Study will look at how hog farms affect air quality
By Matthew Whittle
Published in News on June 24, 2007 2:00 AM
For years, the effect of North Carolina's swine industry on the state's water quality and what to do about it has been hotly debated.
Ten years ago a moratorium was placed on the building of new lagoon and spray field operations -- the typical manner for dealing with hog manure. Earlier this year, the General Assembly took steps to make that moratorium permanent.
Now another concern is being voiced by a Duplin County community action group called the Rural Empowerment Association for Community Help (REACH).
At the Duplin County Board of Commissioners meeting Monday, REACH Executive Director Dolutha Baron-Hall introduced her group and its new mission -- the Duplin Environmental Health Awareness Project.
Based in Warsaw, the organization, which was founded two-and-a-half years ago has received a three-year, $100,000 Environmental Justice Collaborative Problem Solving Grant from the U.S. Environmental Protection Agency to look at the health effects of air pollution from hog farms.
According to the EPA, under the terms of the grant, REACH will "work with local hog operations to use new technologies that will eliminate the need for lagoons and spray fields; or work with local hog operations to get them to comply with state guidelines for operating spray fields."
The goal, Mrs. Hall said, is to work with the hog industry and the hog farmers to find a mutually acceptable way to address this problem.
"Nobody wants to hurt the hog industry. We just don't want the industry to hurt us either," she said. "All we're saying is let's talk about it.
"Our ultimate goal is the elimination of any illness that might be caused by the effects of the hog farm lagoons and spray fields. That's a pretty huge goal, but we've got a problem. So let's sit down and talk about it and come up with some possible solutions that will be meaningful and protect people's health and protect the industry."
Mrs. Hall, who has lived in Duplin County for 10 years, said she noticed the smell of the hog farms on her very first visit.
Since then, she continued, "I realized it was harming my health and everybody's near it. The effects of it are hazardous to people's health."
To back up her claims, she's turned to the University of North Carolina at Chapel Hill for help.
The problem, explained Rachel Avery Horton, a doctorate student in the School of Public Health, Epidemiology Department, is two-fold, according to peer-reviewed research done between 2000 and 2007.
"People of color and poor people are more likely to live near or attend schools near industrial hog farms. Thus, exposure to pollution from industrial hog farms is not equitable," she wrote in an e-mail. "Many health effects documented in people living near industrial hog farms mirror the health effects documented in people who work in the industrial hog farms.
"Adverse health effects in communities exposed to air pollution from industrial hog farms can be divided into the following general categories: headache, upper and lower respiratory symptoms, astham symptoms, mucous membrane irritation and decreased lung function."

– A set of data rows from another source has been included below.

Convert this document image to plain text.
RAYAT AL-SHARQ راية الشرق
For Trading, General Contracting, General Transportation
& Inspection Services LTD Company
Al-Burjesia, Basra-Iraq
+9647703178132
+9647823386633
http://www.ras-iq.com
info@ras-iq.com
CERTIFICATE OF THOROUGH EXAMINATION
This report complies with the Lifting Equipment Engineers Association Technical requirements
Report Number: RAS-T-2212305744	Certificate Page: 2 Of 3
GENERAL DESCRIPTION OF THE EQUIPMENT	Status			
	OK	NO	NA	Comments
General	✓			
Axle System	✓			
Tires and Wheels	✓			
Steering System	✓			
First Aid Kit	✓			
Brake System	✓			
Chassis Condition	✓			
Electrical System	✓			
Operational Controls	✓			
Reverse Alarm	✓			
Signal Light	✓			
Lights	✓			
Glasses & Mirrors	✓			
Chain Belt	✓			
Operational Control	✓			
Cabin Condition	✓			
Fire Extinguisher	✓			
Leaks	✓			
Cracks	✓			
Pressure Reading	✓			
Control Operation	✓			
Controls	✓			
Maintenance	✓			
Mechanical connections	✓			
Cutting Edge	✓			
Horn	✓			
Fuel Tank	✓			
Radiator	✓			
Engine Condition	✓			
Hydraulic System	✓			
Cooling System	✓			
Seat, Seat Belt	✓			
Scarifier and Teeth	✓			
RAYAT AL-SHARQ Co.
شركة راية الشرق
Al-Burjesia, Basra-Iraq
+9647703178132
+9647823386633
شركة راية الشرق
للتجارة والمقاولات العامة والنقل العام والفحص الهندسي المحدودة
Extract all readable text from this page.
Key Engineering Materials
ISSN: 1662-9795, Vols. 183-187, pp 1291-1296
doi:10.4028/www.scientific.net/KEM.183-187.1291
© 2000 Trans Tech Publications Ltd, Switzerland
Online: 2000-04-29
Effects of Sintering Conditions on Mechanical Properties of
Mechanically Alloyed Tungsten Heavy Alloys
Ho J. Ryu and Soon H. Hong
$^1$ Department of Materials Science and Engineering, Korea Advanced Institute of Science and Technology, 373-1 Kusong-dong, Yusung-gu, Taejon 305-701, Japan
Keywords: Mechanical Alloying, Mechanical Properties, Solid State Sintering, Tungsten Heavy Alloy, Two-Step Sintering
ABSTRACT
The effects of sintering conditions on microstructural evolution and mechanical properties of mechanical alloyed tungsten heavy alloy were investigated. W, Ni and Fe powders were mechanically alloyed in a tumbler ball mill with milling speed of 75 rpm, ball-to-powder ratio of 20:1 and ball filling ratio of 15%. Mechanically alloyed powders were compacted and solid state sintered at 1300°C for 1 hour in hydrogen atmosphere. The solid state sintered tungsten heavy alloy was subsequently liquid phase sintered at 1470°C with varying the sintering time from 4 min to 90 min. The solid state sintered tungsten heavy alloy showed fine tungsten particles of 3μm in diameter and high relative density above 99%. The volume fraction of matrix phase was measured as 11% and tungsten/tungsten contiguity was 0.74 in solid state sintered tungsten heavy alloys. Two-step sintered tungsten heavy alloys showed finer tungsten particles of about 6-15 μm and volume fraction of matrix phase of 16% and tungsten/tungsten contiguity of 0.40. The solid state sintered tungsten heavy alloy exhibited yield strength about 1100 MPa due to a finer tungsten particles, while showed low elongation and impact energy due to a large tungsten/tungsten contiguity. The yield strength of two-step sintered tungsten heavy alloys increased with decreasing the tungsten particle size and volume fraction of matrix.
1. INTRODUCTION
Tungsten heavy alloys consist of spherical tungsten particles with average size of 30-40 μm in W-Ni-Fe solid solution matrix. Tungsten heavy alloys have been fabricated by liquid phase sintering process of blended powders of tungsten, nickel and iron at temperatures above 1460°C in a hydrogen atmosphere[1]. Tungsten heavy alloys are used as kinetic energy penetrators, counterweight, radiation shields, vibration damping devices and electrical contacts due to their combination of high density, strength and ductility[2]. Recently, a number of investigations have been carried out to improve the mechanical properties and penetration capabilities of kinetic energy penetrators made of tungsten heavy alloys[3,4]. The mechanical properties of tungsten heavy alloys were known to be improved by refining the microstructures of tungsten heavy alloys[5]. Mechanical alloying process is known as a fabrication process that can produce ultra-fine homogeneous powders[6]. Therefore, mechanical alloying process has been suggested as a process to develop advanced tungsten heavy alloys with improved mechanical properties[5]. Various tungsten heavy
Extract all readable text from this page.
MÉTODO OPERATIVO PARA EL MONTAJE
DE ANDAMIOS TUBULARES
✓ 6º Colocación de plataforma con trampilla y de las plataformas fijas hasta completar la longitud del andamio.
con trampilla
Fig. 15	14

REACH, Hall said, has produced a video showing Duplin County residents complaining of such ailments that they attribute to contamination from lagoons and sprayfields.
However, Ila Davis with the Duplin County Health Department, said that in her four years as director, they've never had a reported case of anybody complaining about exposure to a hog farm contributing to an illness.
Ed Emory, director of Duplin County's Cooperative Extension Service, also questioned the group's goals of working with hog farmers to implement new technologies and ensuring they're following state guidelines as perhaps being a little misguided.
"The hog industry in North Carolina is heavily regulated," he said. "If there are any health problems or environmental problems, there are channels to report those."
And none, he said, have been reported in Duplin County.
He also noted that "millions of dollars" have been spent to develop alternative technologies, but that as of yet, none are cost-effective enough to be put to use -- even with the General Assembly offering possible assistance.
But despite the criticisms, Don Butler, director of government relations and public affairs for Warsaw-based Murphy-Brown LLC, said he thinks the industry will be willing to sit down at the table with REACH as it works through this grant over the next three years.
"We've spoken with them in a meeting setting and heard what they had to say at the Duplin County Commissioners meeting," Butler said. "And I think the group, however well-intentioned, has made a number of claims that I don't believe are supported with good facts. The folks involved in livestock production can deal with factual information, but it's very frustrating for us to deal with charges we feel are unsubstantiated.
"But I'm sure there will be more discussions. Livestock producers are willing to engage in an intellectually honest discussion."